At one DUI checkpoint in Oakland, police aren't just looking to see if drivers are drunk. They are also looking to see if the drivers have a license. On one particular night, 77 unlicensed drivers were cited; there were no drunk drivers. In most cities no license means your car will be towed and impounded.

"It's a revenue generator, there's no question," says investigative reporter Ryan Gabrielson. "We found a huge disparity in the number of DUI arrests that they are making at these sobriety of checkpoints and the number of cars they are impounding for people not having a drivers license."

Gabrielson is an investigative reporting fellow at the University of California. He looked at data from DUI and license checkpoints all over the state.

"We found that in some jurisdictions, some municipalities where they will average 60 vehicles seized at a checkpoint for every one DUI arrest," says Gabrielson.

In Oakland, most cars are held overnight, but in many other cities, state law allows the car to be held for 30 days. The car will sit at a tow lot, accruing daily impound fees, and local fines.

"These total $1,500 to $2,000 to as high as $4,000 for people to retrieve their cars," says Gabrielson.

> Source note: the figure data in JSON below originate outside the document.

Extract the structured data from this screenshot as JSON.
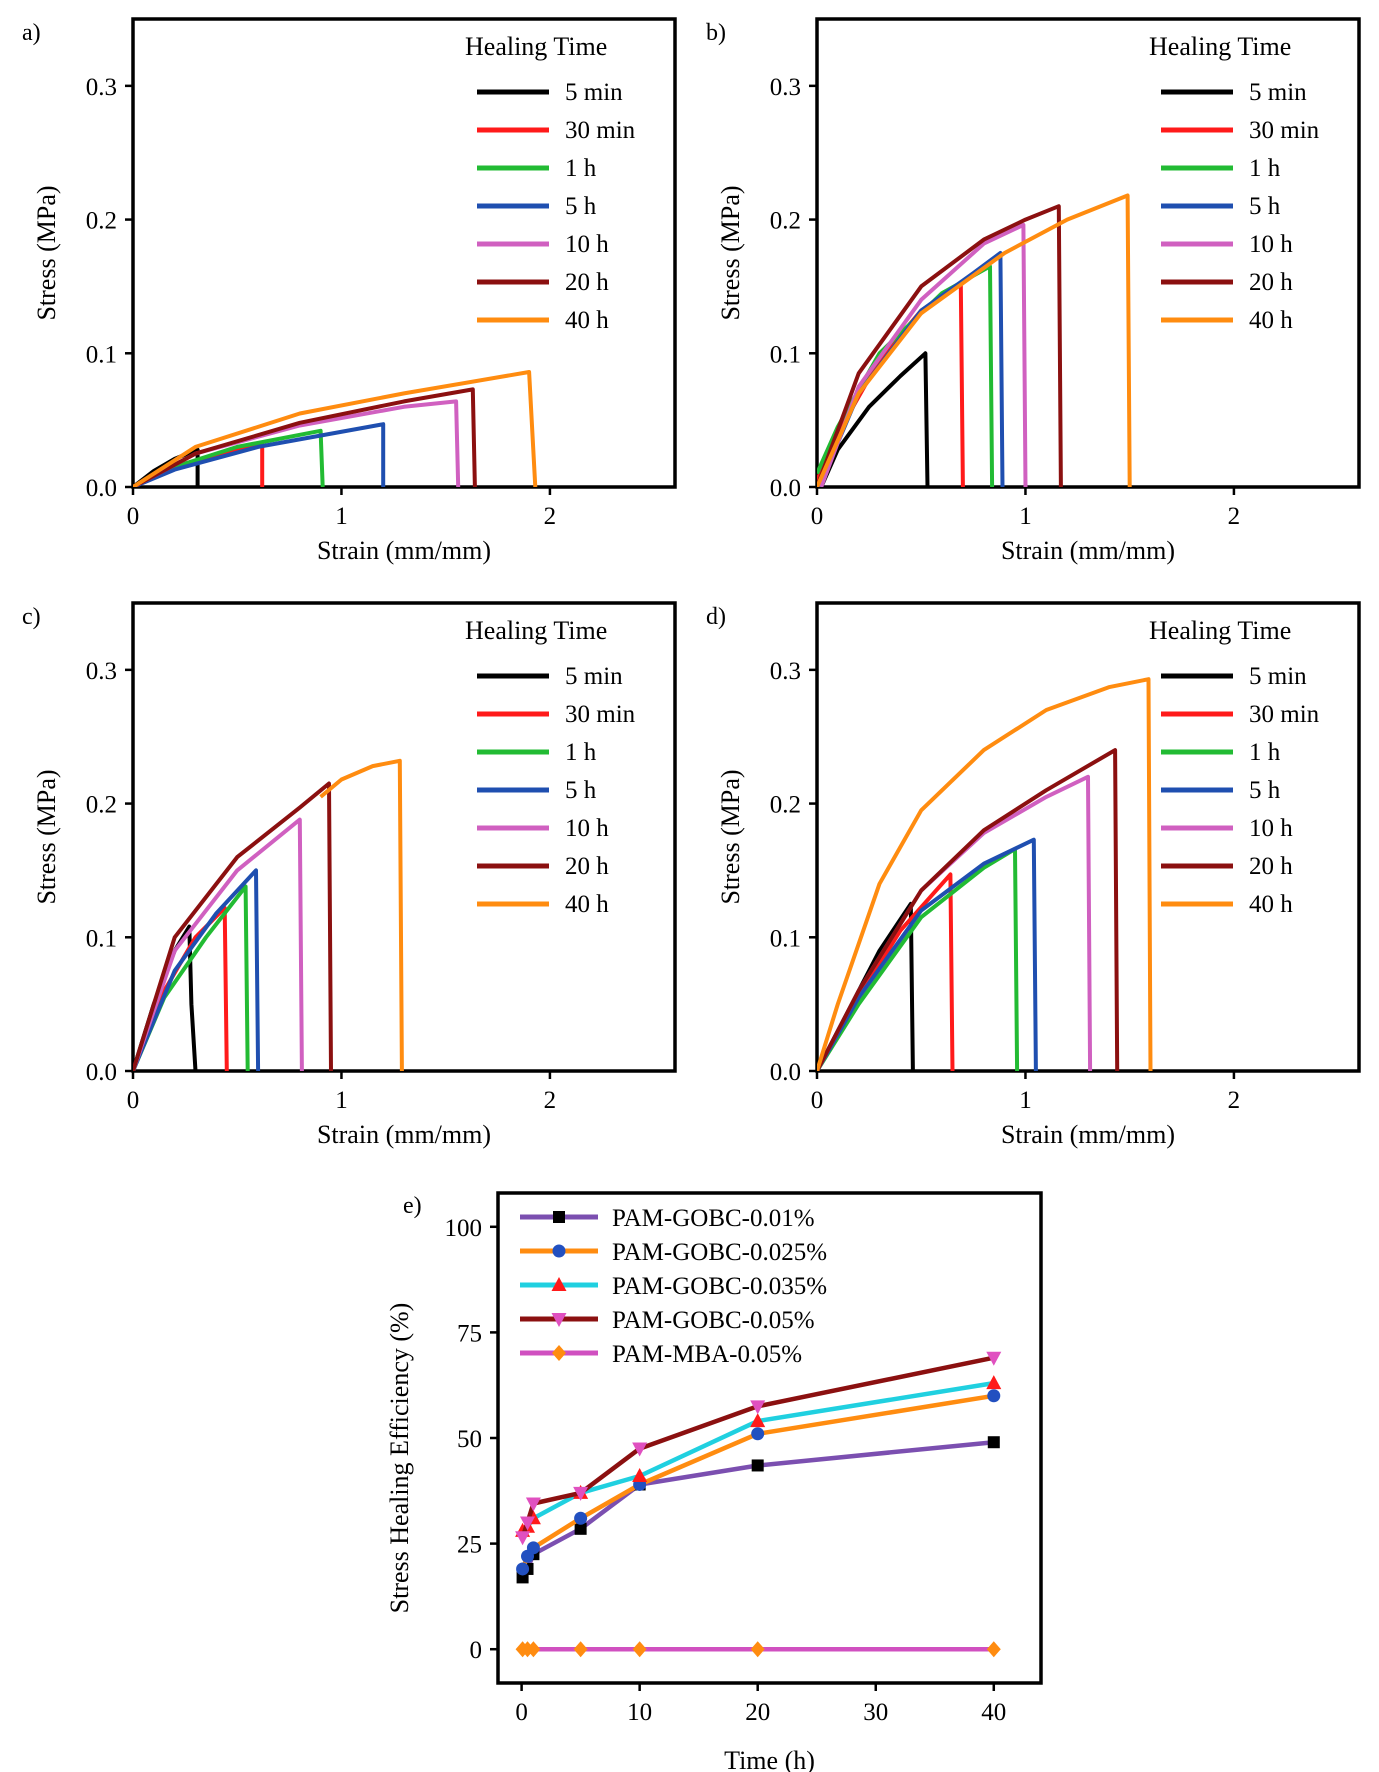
{
  "chart_data": [
    {
      "panel": "a)",
      "type": "line",
      "xlabel": "Strain (mm/mm)",
      "ylabel": "Stress (MPa)",
      "xlim": [
        0,
        2.6
      ],
      "ylim": [
        0,
        0.35
      ],
      "xticks": [
        0,
        1,
        2
      ],
      "xtick_labels": [
        "0",
        "1",
        "2"
      ],
      "yticks": [
        0,
        0.1,
        0.2,
        0.3
      ],
      "ytick_labels": [
        "0.0",
        "0.1",
        "0.2",
        "0.3"
      ],
      "legend_title": "Healing Time",
      "legend_position": "top-right",
      "series": [
        {
          "name": "5 min",
          "color": "#000000",
          "points": [
            [
              0,
              0
            ],
            [
              0.1,
              0.012
            ],
            [
              0.2,
              0.021
            ],
            [
              0.31,
              0.028
            ],
            [
              0.31,
              0
            ]
          ]
        },
        {
          "name": "30 min",
          "color": "#ff1a1a",
          "points": [
            [
              0,
              0
            ],
            [
              0.15,
              0.013
            ],
            [
              0.35,
              0.022
            ],
            [
              0.62,
              0.032
            ],
            [
              0.62,
              0
            ]
          ]
        },
        {
          "name": "1 h",
          "color": "#22bb33",
          "points": [
            [
              0,
              0
            ],
            [
              0.2,
              0.015
            ],
            [
              0.5,
              0.03
            ],
            [
              0.9,
              0.042
            ],
            [
              0.91,
              0
            ]
          ]
        },
        {
          "name": "5 h",
          "color": "#1f4fb0",
          "points": [
            [
              0,
              0
            ],
            [
              0.2,
              0.013
            ],
            [
              0.6,
              0.03
            ],
            [
              1.2,
              0.047
            ],
            [
              1.2,
              0
            ]
          ]
        },
        {
          "name": "10 h",
          "color": "#d060c0",
          "points": [
            [
              0,
              0
            ],
            [
              0.3,
              0.025
            ],
            [
              0.8,
              0.046
            ],
            [
              1.3,
              0.06
            ],
            [
              1.55,
              0.064
            ],
            [
              1.56,
              0
            ]
          ]
        },
        {
          "name": "20 h",
          "color": "#8b1010",
          "points": [
            [
              0,
              0
            ],
            [
              0.3,
              0.025
            ],
            [
              0.8,
              0.048
            ],
            [
              1.3,
              0.064
            ],
            [
              1.63,
              0.073
            ],
            [
              1.64,
              0
            ]
          ]
        },
        {
          "name": "40 h",
          "color": "#ff8c10",
          "points": [
            [
              0,
              0
            ],
            [
              0.3,
              0.03
            ],
            [
              0.8,
              0.055
            ],
            [
              1.3,
              0.07
            ],
            [
              1.9,
              0.086
            ],
            [
              1.93,
              0
            ]
          ]
        }
      ]
    },
    {
      "panel": "b)",
      "type": "line",
      "xlabel": "Strain (mm/mm)",
      "ylabel": "Stress (MPa)",
      "xlim": [
        0,
        2.6
      ],
      "ylim": [
        0,
        0.35
      ],
      "xticks": [
        0,
        1,
        2
      ],
      "xtick_labels": [
        "0",
        "1",
        "2"
      ],
      "yticks": [
        0,
        0.1,
        0.2,
        0.3
      ],
      "ytick_labels": [
        "0.0",
        "0.1",
        "0.2",
        "0.3"
      ],
      "legend_title": "Healing Time",
      "legend_position": "top-right",
      "series": [
        {
          "name": "5 min",
          "color": "#000000",
          "points": [
            [
              0.02,
              0
            ],
            [
              0.1,
              0.028
            ],
            [
              0.25,
              0.06
            ],
            [
              0.4,
              0.083
            ],
            [
              0.52,
              0.1
            ],
            [
              0.53,
              0
            ]
          ]
        },
        {
          "name": "30 min",
          "color": "#ff1a1a",
          "points": [
            [
              0,
              0.005
            ],
            [
              0.1,
              0.04
            ],
            [
              0.3,
              0.095
            ],
            [
              0.5,
              0.132
            ],
            [
              0.69,
              0.152
            ],
            [
              0.7,
              0
            ]
          ]
        },
        {
          "name": "1 h",
          "color": "#22bb33",
          "points": [
            [
              0,
              0.01
            ],
            [
              0.1,
              0.045
            ],
            [
              0.3,
              0.1
            ],
            [
              0.6,
              0.145
            ],
            [
              0.83,
              0.165
            ],
            [
              0.84,
              0
            ]
          ]
        },
        {
          "name": "5 h",
          "color": "#1f4fb0",
          "points": [
            [
              0.01,
              0
            ],
            [
              0.2,
              0.07
            ],
            [
              0.5,
              0.132
            ],
            [
              0.75,
              0.16
            ],
            [
              0.88,
              0.175
            ],
            [
              0.89,
              0
            ]
          ]
        },
        {
          "name": "10 h",
          "color": "#d060c0",
          "points": [
            [
              0.02,
              0
            ],
            [
              0.2,
              0.075
            ],
            [
              0.5,
              0.14
            ],
            [
              0.8,
              0.182
            ],
            [
              0.99,
              0.196
            ],
            [
              1.0,
              0
            ]
          ]
        },
        {
          "name": "20 h",
          "color": "#8b1010",
          "points": [
            [
              0,
              0
            ],
            [
              0.2,
              0.085
            ],
            [
              0.5,
              0.15
            ],
            [
              0.8,
              0.185
            ],
            [
              1.0,
              0.2
            ],
            [
              1.16,
              0.21
            ],
            [
              1.17,
              0
            ]
          ]
        },
        {
          "name": "40 h",
          "color": "#ff8c10",
          "points": [
            [
              0,
              0
            ],
            [
              0.2,
              0.07
            ],
            [
              0.5,
              0.13
            ],
            [
              0.9,
              0.175
            ],
            [
              1.2,
              0.2
            ],
            [
              1.49,
              0.218
            ],
            [
              1.5,
              0
            ]
          ]
        }
      ]
    },
    {
      "panel": "c)",
      "type": "line",
      "xlabel": "Strain (mm/mm)",
      "ylabel": "Stress (MPa)",
      "xlim": [
        0,
        2.6
      ],
      "ylim": [
        0,
        0.35
      ],
      "xticks": [
        0,
        1,
        2
      ],
      "xtick_labels": [
        "0",
        "1",
        "2"
      ],
      "yticks": [
        0,
        0.1,
        0.2,
        0.3
      ],
      "ytick_labels": [
        "0.0",
        "0.1",
        "0.2",
        "0.3"
      ],
      "legend_title": "Healing Time",
      "legend_position": "top-right",
      "series": [
        {
          "name": "5 min",
          "color": "#000000",
          "points": [
            [
              0,
              0
            ],
            [
              0.1,
              0.05
            ],
            [
              0.2,
              0.09
            ],
            [
              0.27,
              0.108
            ],
            [
              0.28,
              0.05
            ],
            [
              0.3,
              0
            ]
          ]
        },
        {
          "name": "30 min",
          "color": "#ff1a1a",
          "points": [
            [
              0,
              0
            ],
            [
              0.15,
              0.06
            ],
            [
              0.3,
              0.1
            ],
            [
              0.44,
              0.122
            ],
            [
              0.45,
              0
            ]
          ]
        },
        {
          "name": "1 h",
          "color": "#22bb33",
          "points": [
            [
              0,
              0
            ],
            [
              0.15,
              0.055
            ],
            [
              0.35,
              0.1
            ],
            [
              0.54,
              0.138
            ],
            [
              0.55,
              0
            ]
          ]
        },
        {
          "name": "5 h",
          "color": "#1f4fb0",
          "points": [
            [
              0,
              0
            ],
            [
              0.2,
              0.075
            ],
            [
              0.4,
              0.118
            ],
            [
              0.59,
              0.15
            ],
            [
              0.6,
              0
            ]
          ]
        },
        {
          "name": "10 h",
          "color": "#d060c0",
          "points": [
            [
              0,
              0
            ],
            [
              0.2,
              0.09
            ],
            [
              0.5,
              0.15
            ],
            [
              0.8,
              0.188
            ],
            [
              0.81,
              0
            ]
          ]
        },
        {
          "name": "20 h",
          "color": "#8b1010",
          "points": [
            [
              0,
              0
            ],
            [
              0.2,
              0.1
            ],
            [
              0.5,
              0.16
            ],
            [
              0.8,
              0.197
            ],
            [
              0.94,
              0.215
            ],
            [
              0.95,
              0
            ]
          ]
        },
        {
          "name": "40 h",
          "color": "#ff8c10",
          "points": [
            [
              0.9,
              0.205
            ],
            [
              1.0,
              0.218
            ],
            [
              1.15,
              0.228
            ],
            [
              1.28,
              0.232
            ],
            [
              1.29,
              0
            ]
          ]
        }
      ]
    },
    {
      "panel": "d)",
      "type": "line",
      "xlabel": "Strain (mm/mm)",
      "ylabel": "Stress (MPa)",
      "xlim": [
        0,
        2.6
      ],
      "ylim": [
        0,
        0.35
      ],
      "xticks": [
        0,
        1,
        2
      ],
      "xtick_labels": [
        "0",
        "1",
        "2"
      ],
      "yticks": [
        0,
        0.1,
        0.2,
        0.3
      ],
      "ytick_labels": [
        "0.0",
        "0.1",
        "0.2",
        "0.3"
      ],
      "legend_title": "Healing Time",
      "legend_position": "top-right",
      "series": [
        {
          "name": "5 min",
          "color": "#000000",
          "points": [
            [
              0,
              0
            ],
            [
              0.15,
              0.045
            ],
            [
              0.3,
              0.09
            ],
            [
              0.45,
              0.125
            ],
            [
              0.46,
              0
            ]
          ]
        },
        {
          "name": "30 min",
          "color": "#ff1a1a",
          "points": [
            [
              0,
              0
            ],
            [
              0.2,
              0.055
            ],
            [
              0.4,
              0.105
            ],
            [
              0.64,
              0.147
            ],
            [
              0.65,
              0
            ]
          ]
        },
        {
          "name": "1 h",
          "color": "#22bb33",
          "points": [
            [
              0,
              0
            ],
            [
              0.2,
              0.05
            ],
            [
              0.5,
              0.115
            ],
            [
              0.8,
              0.152
            ],
            [
              0.95,
              0.166
            ],
            [
              0.96,
              0
            ]
          ]
        },
        {
          "name": "5 h",
          "color": "#1f4fb0",
          "points": [
            [
              0,
              0
            ],
            [
              0.2,
              0.055
            ],
            [
              0.5,
              0.12
            ],
            [
              0.8,
              0.155
            ],
            [
              1.04,
              0.173
            ],
            [
              1.05,
              0
            ]
          ]
        },
        {
          "name": "10 h",
          "color": "#d060c0",
          "points": [
            [
              0,
              0
            ],
            [
              0.2,
              0.06
            ],
            [
              0.5,
              0.135
            ],
            [
              0.8,
              0.178
            ],
            [
              1.1,
              0.205
            ],
            [
              1.3,
              0.22
            ],
            [
              1.31,
              0
            ]
          ]
        },
        {
          "name": "20 h",
          "color": "#8b1010",
          "points": [
            [
              0,
              0
            ],
            [
              0.2,
              0.06
            ],
            [
              0.5,
              0.135
            ],
            [
              0.8,
              0.18
            ],
            [
              1.1,
              0.21
            ],
            [
              1.43,
              0.24
            ],
            [
              1.44,
              0
            ]
          ]
        },
        {
          "name": "40 h",
          "color": "#ff8c10",
          "points": [
            [
              0,
              0
            ],
            [
              0.1,
              0.05
            ],
            [
              0.3,
              0.14
            ],
            [
              0.5,
              0.195
            ],
            [
              0.8,
              0.24
            ],
            [
              1.1,
              0.27
            ],
            [
              1.4,
              0.287
            ],
            [
              1.59,
              0.293
            ],
            [
              1.6,
              0
            ]
          ]
        }
      ]
    },
    {
      "panel": "e)",
      "type": "line",
      "xlabel": "Time (h)",
      "ylabel": "Stress Healing Efficiency (%)",
      "xlim": [
        -2,
        44
      ],
      "ylim": [
        -8,
        108
      ],
      "xticks": [
        0,
        10,
        20,
        30,
        40
      ],
      "xtick_labels": [
        "0",
        "10",
        "20",
        "30",
        "40"
      ],
      "yticks": [
        0,
        25,
        50,
        75,
        100
      ],
      "ytick_labels": [
        "0",
        "25",
        "50",
        "75",
        "100"
      ],
      "legend_position": "top-left",
      "series": [
        {
          "name": "PAM-GOBC-0.01%",
          "color": "#7b4fb0",
          "marker_color": "#000000",
          "marker": "square",
          "x": [
            0.083,
            0.5,
            1,
            5,
            10,
            20,
            40
          ],
          "values": [
            17,
            19,
            22.5,
            28.5,
            39,
            43.5,
            49
          ]
        },
        {
          "name": "PAM-GOBC-0.025%",
          "color": "#ff8c10",
          "marker_color": "#2250c0",
          "marker": "circle",
          "x": [
            0.083,
            0.5,
            1,
            5,
            10,
            20,
            40
          ],
          "values": [
            19,
            22,
            24,
            31,
            39,
            51,
            60
          ]
        },
        {
          "name": "PAM-GOBC-0.035%",
          "color": "#20d0e0",
          "marker_color": "#ff1a1a",
          "marker": "triangle-up",
          "x": [
            0.083,
            0.5,
            1,
            5,
            10,
            20,
            40
          ],
          "values": [
            28,
            29,
            31,
            37,
            41,
            54,
            63
          ]
        },
        {
          "name": "PAM-GOBC-0.05%",
          "color": "#8b1010",
          "marker_color": "#e050c0",
          "marker": "triangle-down",
          "x": [
            0.083,
            0.5,
            1,
            5,
            10,
            20,
            40
          ],
          "values": [
            26.5,
            30,
            34.5,
            37,
            47.5,
            57.5,
            69
          ]
        },
        {
          "name": "PAM-MBA-0.05%",
          "color": "#d050c0",
          "marker_color": "#ff8c10",
          "marker": "diamond",
          "x": [
            0.083,
            0.5,
            1,
            5,
            10,
            20,
            40
          ],
          "values": [
            0,
            0,
            0,
            0,
            0,
            0,
            0
          ]
        }
      ]
    }
  ]
}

Many people never pick them up and cities generally sell those cars at auctions providing a steady source of income.

"I think it's very important to understand that driving without a license carries a very high risk," says David Ragland.

Ragland is with SafeTREC, the Safe Transportation Research and Education Center at UC Berkeley. SafeTREC helps administer checkpoints with federal grants. Ragland says the 30-day hold actually keeps our roads safer.

"About 20 percent of all the fatalities, traffic fatalities in the Unites States, involve at least one driver without a valid license," says Ragland.

Still, there are those who say, targeting unlicensed drivers unfairly singles out poor and undocumented immigrants.

One man at the checkpoint said he had a license, but it was expired. His car was towed. He told ABC7 he believes police came to the prominently Latino Fruitvale District in Oakland because they know many immigrants don't have licenses.

Oakland police deny they are targeting anyone, they say checkpoints are random, and they're just enforcing the law.

"I find that offensive and I think we should stop that immediately," says Sen. Gilbert Cedillo, (D) Los Angeles.

Cedillo believes that law needs to be changed. He says undocumented immigrants should be allowed to get drivers licenses. In 1993, the state legislature voted that only legal residents can get one.

"All it did do was make our highways less safe and less secure," says Cedillo.

Cedillo says allowing undocumented immigrants to get driver's licenses would educate them on the rules of the road, making them more responsible drivers.

He says DUI checkpoints have turned into money making opportunities for cash strapped cities.

"To take those dollars and then use them in a dragnet to focus on immigrant communities, to take away their vehicles is a violation of the constitution," says Cedillo.

The constitutionality of checkpoints has been challenged repeatedly since their implementation, but the United States Supreme Court has said they are constitutional.